A Brief Introduction to NYU’s Leftist Clubs

A brief introduction to three of NYU’s most politically left organizations.


Anna Letson

NYU has a number of leftists student organizations and clubs.

Sayer Devlin, News Editor

While many college students spent Club Fest on Sept. 6 browsing Greek organizations and cultural affinity groups, a handful of NYU’s leftist clubs lined the room hoping to add to their legion of activists.

Students for Justice in Palestine, NYU’s chapter of the Democratic Socialists of America and the International Socialist Organization are a few examples of leftist political clubs at NYU. All three wrote essays that were recently featured in NYU’s Disorientation Guide — a zine outlining some of NYU’s activist groups and the university’s various conflicts of interest — that was circulated to members of the NYU community at the beginning of this semester.

WSN talked to some of the clubs’ organizers about their ideologies, membership and goals for the semester.

Democratic Socialists of America

Democratic Socialists of America has seen explosive growth in its membership since last November. In fact, membership has increased fourfold from 7,000 to 28,000 since the election, and DSA is the largest socialist party in the United States. NYU students formed a chapter in January.

GSAS graduate student Jeremy Cohan, who studies sociology, manned NYU DSA’s table at the Club Fest.

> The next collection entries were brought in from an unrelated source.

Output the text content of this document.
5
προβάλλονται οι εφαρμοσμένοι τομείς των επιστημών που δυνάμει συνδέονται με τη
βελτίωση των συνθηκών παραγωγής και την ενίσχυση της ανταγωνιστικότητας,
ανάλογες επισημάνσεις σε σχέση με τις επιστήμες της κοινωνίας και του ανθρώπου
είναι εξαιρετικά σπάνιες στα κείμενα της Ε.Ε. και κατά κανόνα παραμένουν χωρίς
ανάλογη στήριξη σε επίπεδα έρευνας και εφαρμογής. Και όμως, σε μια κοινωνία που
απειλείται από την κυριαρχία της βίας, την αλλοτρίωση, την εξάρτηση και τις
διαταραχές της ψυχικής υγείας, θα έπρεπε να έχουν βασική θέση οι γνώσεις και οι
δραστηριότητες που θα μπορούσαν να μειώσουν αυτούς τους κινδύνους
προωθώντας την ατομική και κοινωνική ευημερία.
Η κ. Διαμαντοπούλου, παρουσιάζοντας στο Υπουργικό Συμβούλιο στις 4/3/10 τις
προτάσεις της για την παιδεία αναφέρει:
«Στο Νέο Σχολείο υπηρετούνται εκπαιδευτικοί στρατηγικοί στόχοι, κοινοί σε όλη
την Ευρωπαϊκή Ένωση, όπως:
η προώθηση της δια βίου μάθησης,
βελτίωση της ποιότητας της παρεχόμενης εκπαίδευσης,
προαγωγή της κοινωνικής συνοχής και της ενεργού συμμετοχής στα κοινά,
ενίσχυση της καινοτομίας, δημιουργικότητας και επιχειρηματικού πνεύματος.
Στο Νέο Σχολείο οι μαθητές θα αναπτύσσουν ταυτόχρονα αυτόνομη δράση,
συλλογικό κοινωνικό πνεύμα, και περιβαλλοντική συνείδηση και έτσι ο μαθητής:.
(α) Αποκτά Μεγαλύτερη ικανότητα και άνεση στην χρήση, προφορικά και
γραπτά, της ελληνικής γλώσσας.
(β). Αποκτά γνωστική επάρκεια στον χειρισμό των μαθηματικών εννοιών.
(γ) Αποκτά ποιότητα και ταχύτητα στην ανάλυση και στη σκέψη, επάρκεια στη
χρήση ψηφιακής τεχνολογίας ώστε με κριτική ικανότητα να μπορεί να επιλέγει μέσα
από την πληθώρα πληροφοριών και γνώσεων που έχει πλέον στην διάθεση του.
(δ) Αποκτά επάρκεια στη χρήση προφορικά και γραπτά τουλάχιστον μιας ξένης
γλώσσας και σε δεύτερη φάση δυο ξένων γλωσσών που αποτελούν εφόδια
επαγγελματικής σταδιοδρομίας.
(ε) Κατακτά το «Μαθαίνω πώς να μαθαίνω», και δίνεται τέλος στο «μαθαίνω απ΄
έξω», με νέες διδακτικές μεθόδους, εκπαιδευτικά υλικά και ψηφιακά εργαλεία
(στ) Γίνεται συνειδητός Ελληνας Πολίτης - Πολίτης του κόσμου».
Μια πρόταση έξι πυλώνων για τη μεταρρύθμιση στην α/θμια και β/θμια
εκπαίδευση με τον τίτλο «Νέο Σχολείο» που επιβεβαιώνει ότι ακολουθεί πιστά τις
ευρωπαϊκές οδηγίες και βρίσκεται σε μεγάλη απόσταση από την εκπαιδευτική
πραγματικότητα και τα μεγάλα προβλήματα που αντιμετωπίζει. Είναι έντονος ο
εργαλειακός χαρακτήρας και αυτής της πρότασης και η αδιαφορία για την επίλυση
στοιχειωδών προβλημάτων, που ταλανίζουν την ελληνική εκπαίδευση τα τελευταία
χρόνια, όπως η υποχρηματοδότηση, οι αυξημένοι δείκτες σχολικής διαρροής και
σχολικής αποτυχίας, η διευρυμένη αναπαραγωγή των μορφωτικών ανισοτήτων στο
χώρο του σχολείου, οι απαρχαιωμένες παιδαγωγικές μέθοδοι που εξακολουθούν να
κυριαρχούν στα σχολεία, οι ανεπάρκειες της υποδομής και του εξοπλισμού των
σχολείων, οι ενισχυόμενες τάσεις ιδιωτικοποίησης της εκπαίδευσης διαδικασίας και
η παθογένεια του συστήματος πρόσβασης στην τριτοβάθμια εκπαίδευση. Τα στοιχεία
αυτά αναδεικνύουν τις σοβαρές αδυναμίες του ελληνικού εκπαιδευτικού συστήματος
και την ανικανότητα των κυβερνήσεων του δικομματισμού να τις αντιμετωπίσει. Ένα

“We need a society not based on concentrated power in the hands of a few rich people, but a real democracy where resources are spread out and we need to achieve that through healthcare for all, free higher education, affordable housing, higher minimum wage, right to unions — all of these important things that none of our politicians stand for,” he said to a student at Club Fest. “Bernie Sanders is around where our politics is.”

DSA aims to be a big-tent organization, and the group does not have an agreed upon definition of what socialism means and anyone who believes in its mission can join. DSA believes strongly in getting involved in electoral politics and has endorsed numerous candidates in local, state and national races, including Bernie Sanders in the Democratic primary.

NYU DSA meets every Wednesday from 6 p.m. to 8 p.m., and DSA-endorsed Jabari Brisport, who is running for City Council in New York’s 35th District, will speak in front of the club Sept. 20. The focus of meetings alternates between planning actions and discussing and debating current events and the definition of socialism.

International Socialists Organization

Though the International Socialists Organization is more ideological than DSA, it is still deeply involved in activism at NYU. ISO is staunchly against capitalism and pro-revolution. In the past the club has worked on a slew of issues — organizing around Black Lives Matter, defending DACA and campaigning to shut down the Rikers Island Prison Complex, among other issues.

“We’re trying to build a united front of left-leaning clubs on campus,” CAS senior Nikki Camera, who was leading ISO’s table at Club Fest, said.

“If you’re in the ISO, you’re fighting for the rights of the most marginalized, and we believe that marginalization comes from capitalism which is why we’re socialists, we see socialism as the alternative,” Camera said. “If we’re going to overthrow capitalism were going to need a broad base working class movement, so we’re hoping to get as many people involved as we can.”

Though ISO believes that democratic socialism is a step in the right direction, the group does not view it as the answer to capitalism, according to Camera.

“Capitalism — no matter how much or little of it you have — is still an international system and is still internationally oppressive,” Camera said. “We’re looking for something that eliminates capitalism because we know that capitalism has been the agent of maintaining oppression and exploitation by virtue of exploiting workers.”

NYU’s branch of ISO will meet Sept. 13 in the Kimmel Center for University Life room 405 at 8:30 p.m.

Students for Justice in Palestine

Students for Justice in Palestine is a movement that fights for freedom and equality for the Palestinian people. According to its website, SJP believes that Palestinians “have been living without basic rights under illegal Israeli military occupation for decades.” SJP has over 190 chapters across the nation.

“We support the boycott, divestment and sanctions movement which is a nonviolent movement to use economic, cultural and academic pressure to force the government of Israel to change its apartheid policies,” CAS sophomore Itay Barylka, an organizer for SJP, said. “We want equal rights for Palestinians and to end discrimination on the basis of religion and race, which is the current state in occupied Palestine.”

Barylka hopes to recruit more students and shift the narrative of the mainstream Israel-Palestine narrative from one of controversy to one of basic human rights. In the past, SJP ran campaigns against NYU Tel Aviv and Birthright. The club hopes to make a serious effort at a boycott, divestment and sanctions campaign this year.